Kualitas
sebuah pekerjaan tidak ditentukan oleh "nilai rohani" yang terkandung
dalam pekerjaan itu—misalnya pendeta atau orang yang bekerja di lembaga
keagamaan, tetapi oleh motivasi yang mendasarinya. Seorang petani yang bekerja
dengan motivasi "bekerja buat Tuhan", akan lebih bernilai karyanya,
daripada pendeta yang berkhotbah sekadar untuk mendapatkan honorarium atau
pujian.
Pekerjaan
apa pun—selain tentunya baik dan benar—yang penting sungguh-sungguh dilakukan
untuk Tuhan. Ada sebuah sajak yang dikutip oleh Pdt. Eka Darmaputera dalam
salah satu bukunya, Tuhan dari Poci dan Panci. Konon sajak itu ditulis oleh
seorang pekerja rumah tangga berumur 19 tahun:
Tuhan
dari setiap poci dan panci, aku tak punya cukup waktu, bukan pula seorang ahli,
untuk menjadi anak-Mu dengan mengerjakan yang suci-suci. Tapi jadikanlah aku
anak-Mu melalui makanan yang kusaji. Jadikanlah aku anak-Mu melalui
piring-piring yang kucuci. Hangatilah dapur ini dengan kasih-Mu. Terangi dapur
ini dengan sinar-Mu. Sama seperti ketika Engkau menyajikan makanan di tepi
danau, atau ketika perjamuan malam. Dan terimalah pekerjaanku yang sehari-hari
ini, yang kukerjakan bagi Engkau sendiri.
Kita
tidak selalu dapat memilih keadaan-keadaan yang sesuai dengan keinginan kita.

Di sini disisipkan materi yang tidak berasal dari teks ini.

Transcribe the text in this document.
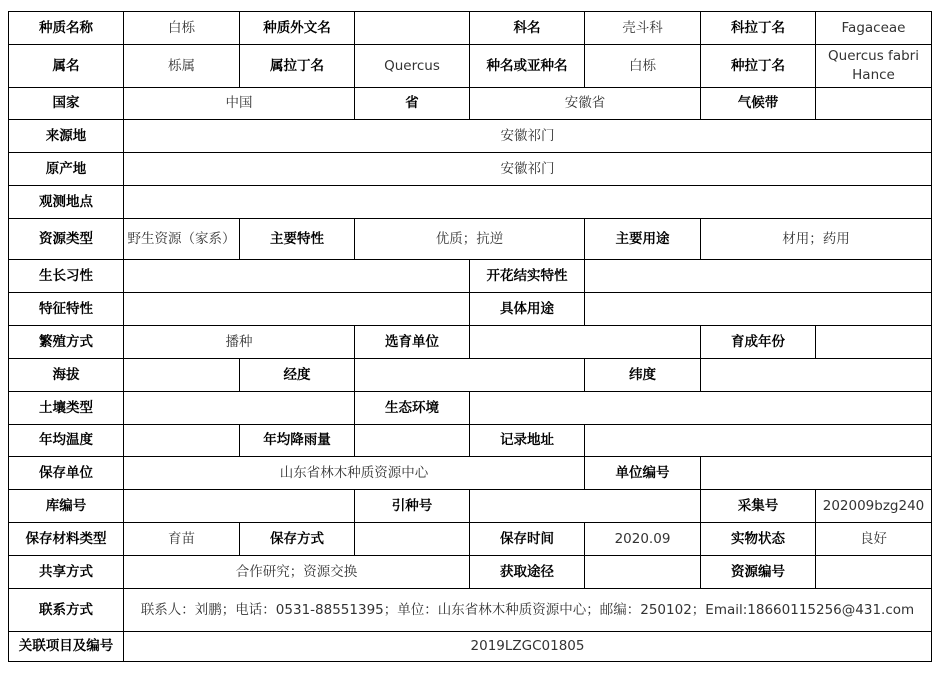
种质名称	白栎	种质外文名		科名	壳斗科	科拉丁名	Fagaceae
属名	栎属	属拉丁名	Quercus	种名或亚种名	白栎	种拉丁名	Quercus fabri Hance
国家	中国		省	安徽省		气候带	
来源地	安徽祁门						
原产地	安徽祁门						
观测地点							
资源类型	野生资源（家系）	主要特性	优质；抗逆		主要用途	材用；药用	
生长习性				开花结实特性			
特征特性				具体用途			
繁殖方式	播种		选育单位			育成年份	
海拔		经度			纬度		
土壤类型			生态环境				
年均温度		年均降雨量		记录地址			
保存单位	山东省林木种质资源中心				单位编号		
库编号			引种号			采集号	202009bzg240
保存材料类型	育苗	保存方式		保存时间	2020.09	实物状态	良好
共享方式	合作研究；资源交换			获取途径		资源编号	
联系方式	联系人：刘鹏；电话：0531-88551395；单位：山东省林木种质资源中心；邮编：250102；Email:18660115256@431.com						
关联项目及编号	2019LZGC01805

Kita mungkin tidak dapat mengubah pekerjaan atau lingkungan tempat kerja kita.
Mungkin kita berada dalam situasi yang sulit, namun kita dapat "melakukan
yang terbaik"
Sulit sekarang tidak berarti sulit selamanya,
setiap orang memiliki proses dalam hidup. Yakinkanlah dirimu, bila waktu Tuhan
adalah yang terbaik. Itulah upahmu!
Menariknya,
setiap orang yang memiliki stigma negatif kepada pelacur berkata, “Sungguh
perempuan itu tidak memiliki harga diri”. Mengapa? Sebab bagi mereka, para
pelacur ini menjual dirinya yang telah dibayar dengan harga mahal dan sangat istimewa
dari Allah. Hanya saja, mereka yang berpandangan demikian juga tidak jarang
menjadi seorang yang sama atau bahkan lebih rendah dari para pelacur yang
mereka hina.
Mengapa?
Sebab
sering kali seseorang bekerja ditentukan dengan harga yang dibayar tuannya. Sehingga
tidak heran, bila orang-orang demikian ini, patokan ketika ia bekerja adalah
uang. Bila, ia mendapatkan gaji yang menurutnya layak dan mendapatkan bonus
pula. Maka ia akan bekerja dengan sukacita. Kenyataanya, orang-orang
demikian ini sering kali memasang harga untuk setiap pekerjaannya. Alhasil,
mereka menjadi seorang yang tak lebih dari para pelacur yang memasang harga
sesuai dengan pelayanan diberikan.
Saudaraku,
percayalah nominal gaji bukanlah sebuah patokan untuk bekerja. Sebab di luar
pendapatan, kamu bisa menimba banyak ilmu dari tempatmu bekerja. Karena itu,
apapun yang kamu lakukan saat ini layak untuk dijalani sepenuh hati. Karena serendah
apapun jabatan dan gaji yang kamu terima, jauh lebih baik daripada tidak
berbuat apa-apa.
Bila Tuhan mengambil rupa menjadi manusia yang menghamba. Mengapa sulit untuk kita juga melakukan hal serupa?
Tapi
bukan berarti saudara diajak untuk berhenti mengembangkan potensi diri. Setiap orang
memang perlu mensyukuri setiap pekerjaan yang dia miliki saat ini. Namun bukan
berarti hal ini, menjadi alasan untuk kita, lebih mudah berpuas diri. Sebab setiap
orang memiliki potensi yang dapat ia kembangkan lagi.
Karena
itu, Buya Hamka pernah mengatakan
Kalau hidup sekedar hidup, maka babi di hutan juga hidup. Kalau bekerja sekedar bekerja, kera juga bekerja.
Apa
yang membuat kita istimewa? Tidak lain adalah akal dan pikiran untuk mengambil
hikmat Tuhan dari setiap hal yang telah Ia anugerahkan didalam hidup kita.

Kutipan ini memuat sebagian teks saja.